Aux plus hauts niveaux, les démocrates ont soutenu Israël de manière très visible cette semaine. Biden a non seulement condamné le Hamas, mais a également reconnu ses atrocités. Au Congrès, les membres d’un groupe juif qui, comme l’a dit un consultant, « ne parviennent généralement même pas à se mettre d’accord sur une commande de charcuterie », ont rapidement trouvé l’unité.

Ted Deutch, l’ancien représentant de Floride qui dirige désormais l’American Jewish Committee, a qualifié le discours de Biden de « l’un des discours pro-israéliens les plus importants que j’ai jamais entendu dans ce pays », ajoutant que la réponse américaine avait été « massivement favorable ».

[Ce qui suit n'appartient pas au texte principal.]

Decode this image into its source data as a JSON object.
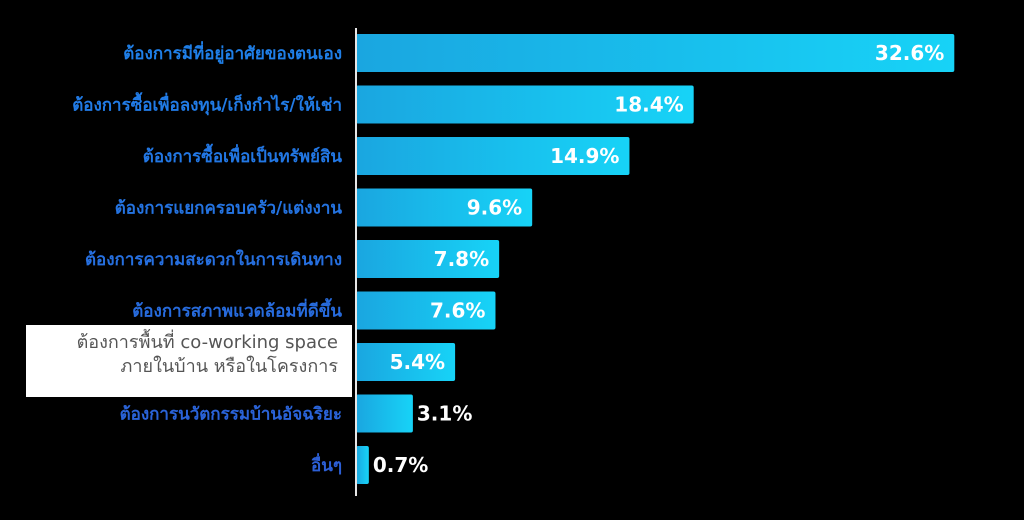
{
  "chart_data": {
    "type": "bar",
    "orientation": "horizontal",
    "categories": [
      "ต้องการมีที่อยู่อาศัยของตนเอง",
      "ต้องการซื้อเพื่อลงทุน/เก็งกำไร/ให้เช่า",
      "ต้องการซื้อเพื่อเป็นทรัพย์สิน",
      "ต้องการแยกครอบครัว/แต่งงาน",
      "ต้องการความสะดวกในการเดินทาง",
      "ต้องการสภาพแวดล้อมที่ดีขึ้น",
      "",
      "ต้องการนวัตกรรมบ้านอัจฉริยะ",
      "อื่นๆ"
    ],
    "values": [
      32.6,
      18.4,
      14.9,
      9.6,
      7.8,
      7.6,
      5.4,
      3.1,
      0.7
    ],
    "value_labels": [
      "32.6%",
      "18.4%",
      "14.9%",
      "9.6%",
      "7.8%",
      "7.6%",
      "5.4%",
      "3.1%",
      "0.7%"
    ],
    "xlim": [
      0,
      34
    ],
    "grid": false,
    "legend": "none",
    "title": "",
    "xlabel": "",
    "ylabel": ""
  },
  "overlay_label": {
    "line1": "ต้องการพื้นที่ co-working space",
    "line2": "ภายในบ้าน หรือในโครงการ"
  },
  "colors": {
    "background": "#000000",
    "bar_left": "#1aa6e0",
    "bar_right": "#17d3f7",
    "label_top": "#1f7fe8",
    "label_bottom": "#2c5fd6",
    "value_text": "#ffffff",
    "axis": "#e6e6e6"
  }
}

Mais d’autres se sont concentrés sur « The Squad » – le groupe de représentants de gauche qui sont entrés au Congrès ces dernières années à l’avant-garde d’un mouvement progressiste émergent.

Alexandria Ocasio-Cortez, la représentante de New York et leader de facto du groupe, s’est retirée du rassemblement de Times Square organisé par les socialistes démocrates et l’a ensuite condamné. « Il est très clair qu’AOC a eu un petit signal d’alarme », a déclaré Laszlo Mizrahi.

D’autres, comme Ilhan Omar du Minnesota et Rashida Tlaib du Michigan – qui est palestinienne américaine – n’ont pas mentionné le Hamas dans leurs déclarations, et encore moins l’ont condamné. Au lieu de cela, Tlaib a appelé au « démantèlement du système d’apartheid qui crée des conditions suffocantes et déshumanisantes qui peuvent conduire à la résistance » et a averti que le « cycle de violence » se poursuivrait à moins que l’aide militaire à Israël ne soit coupée.

Les critiques des progressistes à l’égard d’Israël se sont intensifiées au cours de la décennie au pouvoir de Netanyahu, enflammées par son abandon du processus de paix et les restrictions imposées aux communautés palestiniennes à Gaza et en Cisjordanie.

Mais même pour de nombreux Juifs américains de gauche, les appels lancés à la suite de l’attaque du Hamas aux « deux camps » pour qu’ils cessent immédiatement la violence sonnaient comme une tentative de créer une fausse équivalence morale.

« Israël est le seul pays au monde où, face au massacre massif d’un grand nombre de civils, le monde est déjà plus intéressé à leur dire ce qu’il ne faut pas faire », a déclaré Jonathan Rosen, un responsable des communications juif de la ville de New York qui a contribué à amener les progressistes au pouvoir, notamment l’ancien maire Bill de Blasio.

Rosen a oscillé entre la colère, le chagrin et le désespoir cette semaine, a-t-il déclaré. Il s’engage à créer un espace politique dans lequel les juifs progressistes peuvent critiquer Israël. Mais la complexité de cette démarche est devenue évidente lorsque, dans le métro cette semaine, Rosen a vu le message de Ryna Workman, présidente de l’association du barreau étudiant de son alma mater, la faculté de droit de l’Université de New York.

« Israël porte l’entière responsabilité de cette énorme perte de vies humaines », a déclaré Workman. « Ce régime de violence sanctionné par l’État a créé les conditions qui ont rendu la résistance nécessaire. Je ne condamnerai pas la résistance palestinienne.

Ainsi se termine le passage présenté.